Even when your asset base becomes more international, it will probably be sensible to retain a UK will for any assets you keep here, for the same reason. If you have a foreign will covering all of your assets, including those in the UK, the legal process to get probate here is likely to take far longer. As a general rule, it can be more convenient to have a will in another country where you have significant assets as this usually helps with the administration of the estate in that country.

Your question also gives rise to a number of tax considerations. I assume that, despite being resident here for tax purposes, you
consider yourself to be
domiciled in Belgium. Domicile is a concept of English law. Consequently domicile is much more durable than mere residence, which can change from year to year.

There are some important developments taking place in the way that resident
foreign domiciliaries (”non-doms”) will be taxed in the UK in future which may impact you.

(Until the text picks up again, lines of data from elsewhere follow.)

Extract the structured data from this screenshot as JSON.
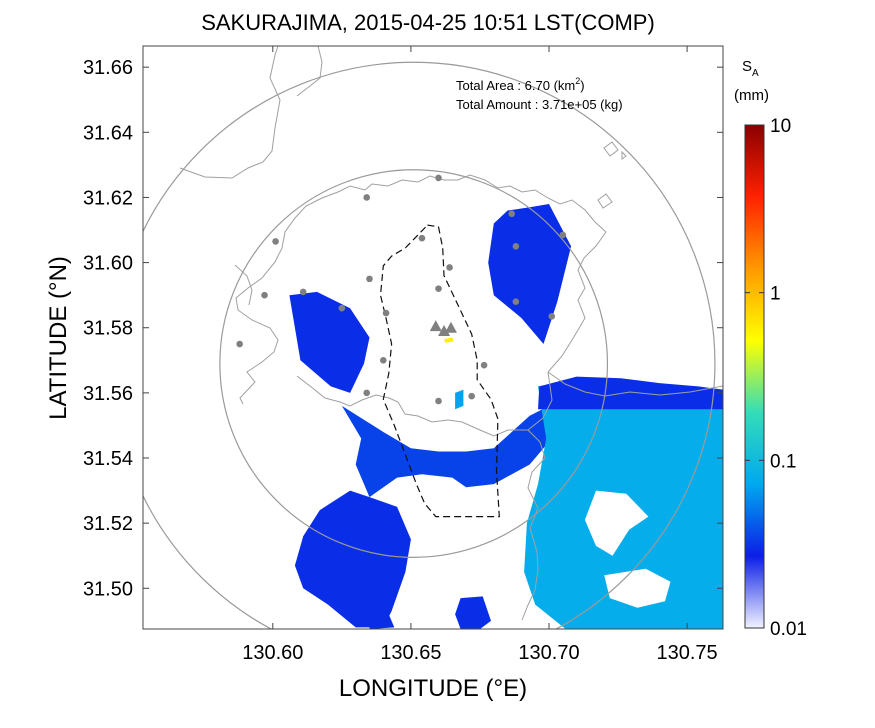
{
  "chart_data": {
    "type": "heatmap",
    "title": "SAKURAJIMA, 2015-04-25 10:51 LST(COMP)",
    "xlabel": "LONGITUDE (°E)",
    "ylabel": "LATITUDE (°N)",
    "xlim": [
      130.553,
      130.763
    ],
    "ylim": [
      31.4875,
      31.6665
    ],
    "xticks": [
      "130.60",
      "130.65",
      "130.70",
      "130.75"
    ],
    "yticks": [
      "31.50",
      "31.52",
      "31.54",
      "31.56",
      "31.58",
      "31.60",
      "31.62",
      "31.64",
      "31.66"
    ],
    "info": {
      "area_label": "Total Area   : 6.70 (km",
      "area_sup": "2",
      "area_close": ")",
      "amount_label": "Total Amount : 3.71e+05 (kg)"
    },
    "colorbar": {
      "label": "S",
      "label_sub": "A",
      "unit": "(mm)",
      "scale": "log",
      "range": [
        0.01,
        10
      ],
      "ticks": [
        "10",
        "1",
        "0.1",
        "0.01"
      ],
      "colors": [
        "#f2f2ff",
        "#0b1ee6",
        "#00a8f0",
        "#33ddb8",
        "#ffff00",
        "#ff9900",
        "#ff2200",
        "#8b0000"
      ]
    },
    "volcano_vents": [
      {
        "lon": 130.659,
        "lat": 31.5805
      },
      {
        "lon": 130.662,
        "lat": 31.579
      },
      {
        "lon": 130.6645,
        "lat": 31.58
      }
    ],
    "stations": [
      {
        "lon": 130.66,
        "lat": 31.626
      },
      {
        "lon": 130.634,
        "lat": 31.62
      },
      {
        "lon": 130.6865,
        "lat": 31.615
      },
      {
        "lon": 130.601,
        "lat": 31.6065
      },
      {
        "lon": 130.688,
        "lat": 31.605
      },
      {
        "lon": 130.654,
        "lat": 31.6075
      },
      {
        "lon": 130.705,
        "lat": 31.6085
      },
      {
        "lon": 130.664,
        "lat": 31.5985
      },
      {
        "lon": 130.635,
        "lat": 31.595
      },
      {
        "lon": 130.66,
        "lat": 31.592
      },
      {
        "lon": 130.597,
        "lat": 31.59
      },
      {
        "lon": 130.611,
        "lat": 31.591
      },
      {
        "lon": 130.625,
        "lat": 31.586
      },
      {
        "lon": 130.641,
        "lat": 31.5845
      },
      {
        "lon": 130.688,
        "lat": 31.588
      },
      {
        "lon": 130.701,
        "lat": 31.5835
      },
      {
        "lon": 130.588,
        "lat": 31.575
      },
      {
        "lon": 130.64,
        "lat": 31.57
      },
      {
        "lon": 130.6765,
        "lat": 31.5685
      },
      {
        "lon": 130.634,
        "lat": 31.56
      },
      {
        "lon": 130.66,
        "lat": 31.5575
      },
      {
        "lon": 130.672,
        "lat": 31.559
      }
    ],
    "range_rings": [
      {
        "center_lon": 130.651,
        "center_lat": 31.569,
        "radius_deg_lat": 0.0595
      },
      {
        "center_lon": 130.651,
        "center_lat": 31.569,
        "radius_deg_lat": 0.0925
      }
    ],
    "deposit_regions": [
      {
        "level": 0.03,
        "polygon": [
          [
            130.606,
            31.59
          ],
          [
            130.616,
            31.591
          ],
          [
            130.628,
            31.586
          ],
          [
            130.635,
            31.577
          ],
          [
            130.633,
            31.569
          ],
          [
            130.628,
            31.56
          ],
          [
            130.621,
            31.562
          ],
          [
            130.61,
            31.57
          ],
          [
            130.608,
            31.58
          ]
        ]
      },
      {
        "level": 0.03,
        "polygon": [
          [
            130.685,
            31.616
          ],
          [
            130.693,
            31.617
          ],
          [
            130.7,
            31.618
          ],
          [
            130.708,
            31.605
          ],
          [
            130.703,
            31.588
          ],
          [
            130.698,
            31.575
          ],
          [
            130.69,
            31.583
          ],
          [
            130.68,
            31.59
          ],
          [
            130.678,
            31.6
          ],
          [
            130.68,
            31.612
          ]
        ]
      },
      {
        "level": 0.035,
        "polygon": [
          [
            130.625,
            31.556
          ],
          [
            130.64,
            31.548
          ],
          [
            130.65,
            31.543
          ],
          [
            130.66,
            31.542
          ],
          [
            130.67,
            31.542
          ],
          [
            130.68,
            31.543
          ],
          [
            130.693,
            31.553
          ],
          [
            130.7,
            31.556
          ],
          [
            130.7,
            31.545
          ],
          [
            130.693,
            31.538
          ],
          [
            130.68,
            31.532
          ],
          [
            130.67,
            31.531
          ],
          [
            130.665,
            31.534
          ],
          [
            130.654,
            31.535
          ],
          [
            130.645,
            31.534
          ],
          [
            130.635,
            31.528
          ],
          [
            130.63,
            31.538
          ],
          [
            130.632,
            31.546
          ]
        ]
      },
      {
        "level": 0.03,
        "polygon": [
          [
            130.628,
            31.53
          ],
          [
            130.635,
            31.528
          ],
          [
            130.645,
            31.525
          ],
          [
            130.65,
            31.515
          ],
          [
            130.648,
            31.505
          ],
          [
            130.643,
            31.493
          ],
          [
            130.64,
            31.488
          ],
          [
            130.63,
            31.488
          ],
          [
            130.62,
            31.495
          ],
          [
            130.611,
            31.5
          ],
          [
            130.608,
            31.507
          ],
          [
            130.611,
            31.516
          ],
          [
            130.617,
            31.524
          ]
        ]
      },
      {
        "level": 0.03,
        "polygon": [
          [
            130.668,
            31.497
          ],
          [
            130.676,
            31.4975
          ],
          [
            130.679,
            31.49
          ],
          [
            130.675,
            31.4875
          ],
          [
            130.668,
            31.4875
          ],
          [
            130.666,
            31.492
          ]
        ]
      },
      {
        "level": 0.03,
        "polygon": [
          [
            130.635,
            31.492
          ],
          [
            130.641,
            31.494
          ],
          [
            130.644,
            31.488
          ],
          [
            130.635,
            31.4875
          ]
        ]
      },
      {
        "level": 0.08,
        "polygon": [
          [
            130.696,
            31.562
          ],
          [
            130.71,
            31.564
          ],
          [
            130.73,
            31.563
          ],
          [
            130.75,
            31.5615
          ],
          [
            130.763,
            31.56
          ],
          [
            130.763,
            31.4875
          ],
          [
            130.744,
            31.4875
          ],
          [
            130.725,
            31.4875
          ],
          [
            130.706,
            31.4875
          ],
          [
            130.695,
            31.495
          ],
          [
            130.691,
            31.505
          ],
          [
            130.692,
            31.52
          ],
          [
            130.696,
            31.532
          ],
          [
            130.699,
            31.546
          ]
        ]
      },
      {
        "level": 0.03,
        "polygon": [
          [
            130.6965,
            31.562
          ],
          [
            130.71,
            31.565
          ],
          [
            130.726,
            31.5645
          ],
          [
            130.74,
            31.563
          ],
          [
            130.754,
            31.562
          ],
          [
            130.763,
            31.561
          ],
          [
            130.763,
            31.555
          ],
          [
            130.71,
            31.555
          ],
          [
            130.696,
            31.555
          ]
        ]
      },
      {
        "level": 0.07,
        "polygon": [
          [
            130.666,
            31.56
          ],
          [
            130.669,
            31.561
          ],
          [
            130.669,
            31.556
          ],
          [
            130.666,
            31.555
          ]
        ]
      },
      {
        "level": 0.6,
        "polygon": [
          [
            130.662,
            31.5765
          ],
          [
            130.665,
            31.577
          ],
          [
            130.6655,
            31.5758
          ],
          [
            130.6625,
            31.5754
          ]
        ]
      }
    ],
    "no_data_regions": [
      {
        "polygon": [
          [
            130.717,
            31.53
          ],
          [
            130.728,
            31.529
          ],
          [
            130.736,
            31.522
          ],
          [
            130.729,
            31.518
          ],
          [
            130.723,
            31.51
          ],
          [
            130.717,
            31.513
          ],
          [
            130.713,
            31.521
          ]
        ]
      },
      {
        "polygon": [
          [
            130.72,
            31.504
          ],
          [
            130.735,
            31.506
          ],
          [
            130.744,
            31.502
          ],
          [
            130.742,
            31.496
          ],
          [
            130.732,
            31.494
          ],
          [
            130.722,
            31.497
          ]
        ]
      }
    ]
  }
}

Firstly, in the event of your death, any assets situated in the UK will form part of your taxable estate, subject to inheritance tax at the rate of, now 40 per cent (subject to a tax-free allowance, called the nil-rate band, now £300,000 and rising to £312,000 for 2008-9). If you remain resident in the UK, you will eventually (when you have been resident in any 17 out of 20 tax years) become ”deemed domiciled” for IHT purposes, meaning that your worldwide assets and not just those in the UK will then be within the scope of IHT. Planning may be available to shelter any foreign assets from IHT but it would need to be undertaken before you become deemed domiciled.

Secondly, if you are indeed foreign domiciled, then you can now benefit from the remittance basis of taxation in respect of certain types of foreign income and foreign capital gains, meaning, broadly, that those items are only taxed when brought into the UK.

The rules on the remittance basis will significantly change from April 6 and will be far less generous than they have been. The headline change which has been discussed at length in the media is the imposition of a fee of £30,000 a year for non-doms who have been resident in the UK for seven or more tax years, and who wish to claim the remittance basis, rather than paying UK tax on their worldwide incomes and gains. Those claiming the remittance basis will also lose entitlement to UK personal income tax allowances and capital gains tax annual exemptions.

Because you have been resident in the UK for eight years, this change applies to you, and therefore from April 6 you will have to decide each year whether you have sufficient foreign-source income which you don’t wish to remit to the UK to make paying the £30,000 fee worthwhile.